Published 4:48 pm Thursday, January 29, 2026

Several more roads in Lauderdale County are up to receive striping and reflectors as county supervisors are expected to vote Monday to award a striping package.

 

At a work session Thursday, Road Manager Rush Mayatt said most of the roads included in the package were recently paved and need to have the yellow and white road markings put down. Roads on the list include Newton Martin Road, Chip Pickering Road, Lauderdale Road, Springhill Road, Lizelia Road and Luther Walker Road.

 

“These are all part of the recently paved use tax approved roads,” he said. “Lizelia is the exception.”

 

County supervisors had a portion of Lizelia Road repaved more than a year ago after replacing two bridges with box culverts, Mayatt said, but the work at the time did not include striping.

 

The total cost of the striping package is estimated at $256,460.74. How soon the work will be complete is uncertain, Mayatt said, as several roads on the list are still in the process of being paved. How quickly paving is completed will depend heavily on weather, he said.

 

Also on Thursday, Lauderdale County supervisors revisited a years-long effort to repair the Long Creek Reservoir Dam.
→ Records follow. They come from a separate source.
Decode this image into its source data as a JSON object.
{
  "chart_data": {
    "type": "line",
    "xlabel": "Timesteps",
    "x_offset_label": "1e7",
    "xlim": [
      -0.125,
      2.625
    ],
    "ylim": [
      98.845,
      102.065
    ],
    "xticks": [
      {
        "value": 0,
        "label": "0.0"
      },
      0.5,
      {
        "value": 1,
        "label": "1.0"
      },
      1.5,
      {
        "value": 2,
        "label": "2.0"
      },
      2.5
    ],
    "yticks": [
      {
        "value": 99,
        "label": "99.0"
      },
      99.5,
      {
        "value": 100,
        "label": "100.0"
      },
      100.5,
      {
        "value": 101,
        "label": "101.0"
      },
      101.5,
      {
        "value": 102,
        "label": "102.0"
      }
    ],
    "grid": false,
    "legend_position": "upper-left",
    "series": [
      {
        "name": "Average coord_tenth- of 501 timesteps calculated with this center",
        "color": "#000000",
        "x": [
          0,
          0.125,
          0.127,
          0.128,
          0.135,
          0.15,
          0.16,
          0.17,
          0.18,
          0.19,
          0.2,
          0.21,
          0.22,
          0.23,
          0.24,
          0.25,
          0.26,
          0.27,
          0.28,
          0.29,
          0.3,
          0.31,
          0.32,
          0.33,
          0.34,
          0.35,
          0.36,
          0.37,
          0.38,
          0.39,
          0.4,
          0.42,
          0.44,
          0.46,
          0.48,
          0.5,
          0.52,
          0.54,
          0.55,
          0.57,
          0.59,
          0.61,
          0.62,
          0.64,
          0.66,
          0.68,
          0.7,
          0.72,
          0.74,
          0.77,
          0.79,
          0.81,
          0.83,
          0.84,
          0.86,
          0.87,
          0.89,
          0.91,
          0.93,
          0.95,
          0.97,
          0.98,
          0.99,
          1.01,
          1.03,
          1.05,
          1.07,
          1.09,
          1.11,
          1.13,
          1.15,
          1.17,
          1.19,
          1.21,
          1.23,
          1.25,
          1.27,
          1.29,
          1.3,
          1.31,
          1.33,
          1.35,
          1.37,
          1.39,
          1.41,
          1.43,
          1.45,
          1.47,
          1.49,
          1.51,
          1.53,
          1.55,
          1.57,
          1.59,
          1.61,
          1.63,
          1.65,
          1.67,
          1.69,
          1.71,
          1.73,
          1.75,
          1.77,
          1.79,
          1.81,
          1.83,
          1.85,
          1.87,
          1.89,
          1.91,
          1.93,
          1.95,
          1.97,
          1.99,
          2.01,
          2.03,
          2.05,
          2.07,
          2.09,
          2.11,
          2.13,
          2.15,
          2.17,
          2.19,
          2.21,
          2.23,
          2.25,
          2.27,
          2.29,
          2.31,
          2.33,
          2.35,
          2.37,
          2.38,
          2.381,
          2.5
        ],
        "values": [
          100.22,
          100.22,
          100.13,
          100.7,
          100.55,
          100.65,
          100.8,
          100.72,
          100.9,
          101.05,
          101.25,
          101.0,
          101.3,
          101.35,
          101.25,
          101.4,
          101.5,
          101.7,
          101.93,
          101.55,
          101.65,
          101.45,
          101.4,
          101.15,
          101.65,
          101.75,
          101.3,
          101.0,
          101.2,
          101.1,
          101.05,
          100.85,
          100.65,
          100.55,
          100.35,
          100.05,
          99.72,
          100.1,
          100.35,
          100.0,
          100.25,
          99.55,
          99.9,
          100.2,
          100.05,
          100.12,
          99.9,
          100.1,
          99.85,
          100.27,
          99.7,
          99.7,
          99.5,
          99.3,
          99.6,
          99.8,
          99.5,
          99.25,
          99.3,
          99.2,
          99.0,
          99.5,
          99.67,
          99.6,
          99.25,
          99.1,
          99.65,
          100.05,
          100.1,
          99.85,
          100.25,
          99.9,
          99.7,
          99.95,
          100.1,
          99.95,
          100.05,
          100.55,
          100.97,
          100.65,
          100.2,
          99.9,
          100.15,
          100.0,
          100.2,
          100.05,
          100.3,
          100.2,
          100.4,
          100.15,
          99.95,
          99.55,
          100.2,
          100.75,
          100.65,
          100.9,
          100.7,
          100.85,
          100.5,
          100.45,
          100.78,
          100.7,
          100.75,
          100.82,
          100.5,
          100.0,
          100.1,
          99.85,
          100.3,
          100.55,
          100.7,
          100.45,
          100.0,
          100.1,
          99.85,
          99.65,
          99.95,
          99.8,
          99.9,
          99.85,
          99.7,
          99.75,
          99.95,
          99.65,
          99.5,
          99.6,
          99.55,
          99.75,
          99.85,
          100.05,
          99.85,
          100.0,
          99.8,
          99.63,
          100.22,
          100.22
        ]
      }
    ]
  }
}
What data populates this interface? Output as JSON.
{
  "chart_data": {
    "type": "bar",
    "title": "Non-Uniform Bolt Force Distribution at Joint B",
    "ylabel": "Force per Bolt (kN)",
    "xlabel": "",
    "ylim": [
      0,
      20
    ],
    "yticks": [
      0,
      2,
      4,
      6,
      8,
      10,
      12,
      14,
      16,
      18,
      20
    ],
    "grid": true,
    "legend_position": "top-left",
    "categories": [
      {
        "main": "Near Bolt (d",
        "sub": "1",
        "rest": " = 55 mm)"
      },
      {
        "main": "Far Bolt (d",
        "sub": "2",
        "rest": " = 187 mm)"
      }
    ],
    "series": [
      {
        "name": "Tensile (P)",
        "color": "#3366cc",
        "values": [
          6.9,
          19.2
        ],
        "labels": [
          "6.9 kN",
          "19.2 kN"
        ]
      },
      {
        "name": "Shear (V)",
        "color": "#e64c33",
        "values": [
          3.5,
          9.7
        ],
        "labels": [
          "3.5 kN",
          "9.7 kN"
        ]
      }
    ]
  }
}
Owned by the city of Meridian, problems with the dam were first raised by the Mississippi Department of Environmental Quality in 2008.

 

The city in 2014 breached the dam and drained a large portion of the reservoir until a solution could be found. Efforts to repair the dam and restore the reservoir have been underway since.

 

Richmond Alexander, with Engineering Plus, which acts as county engineer, told supervisors a design to fix the dam had been completed and a permit issued by MDEQ in 2023.

 

At some point along the way, Waggoner Engineering came on board, and focus shifted toward a program under the National Resource Conservation Service to facilitate the work. With different requirements needed to meet the NRCS regulations, the MDEQ plan was effectively abandoned, he said.

 

“The process is a lot longer. NRCS requirements are different from DEQ requirements, so this became null and void basically going the route,” he said.

 

Lauderdale County supervisors received $300,000 in state funding to assist with the dam project, but a deadline to use that funding or lose it is rapidly approaching. As that deadline approaches, supervisors are exploring what it would take to pivot back to the MDEQ plan to get the project underway.

 

Alexander said it would be up to MDEQ whether or not to honor the permit it issued before, but there wouldn’t be a lot of work to do to update the already completed designs with any changes the state agency wants to make.

 

“We’re talking about a matter of weeks,” he said.

 

While getting the project ready for bid may not take long, it will cost substantially more than what elected officials had previously been told, Alexander said. The estimated cost of the project in 2016 was around $700,000, but today that cost has ballooned to around $1.5 million.

 

Supervisor Josh Todd said it’s not just a matter of losing the $300,000 now but not using the money could hurt the county’s chances of getting other funding in the future.

 

County Administrator Chris Lafferty said supervisors will need to see what their contract with Waggoner says to know if heading in another direction is feasible. At the same time, county officials will meet with city leaders to decide how best to move forward. The city also has some funding available for the dam repairs that could be pooled with the county money.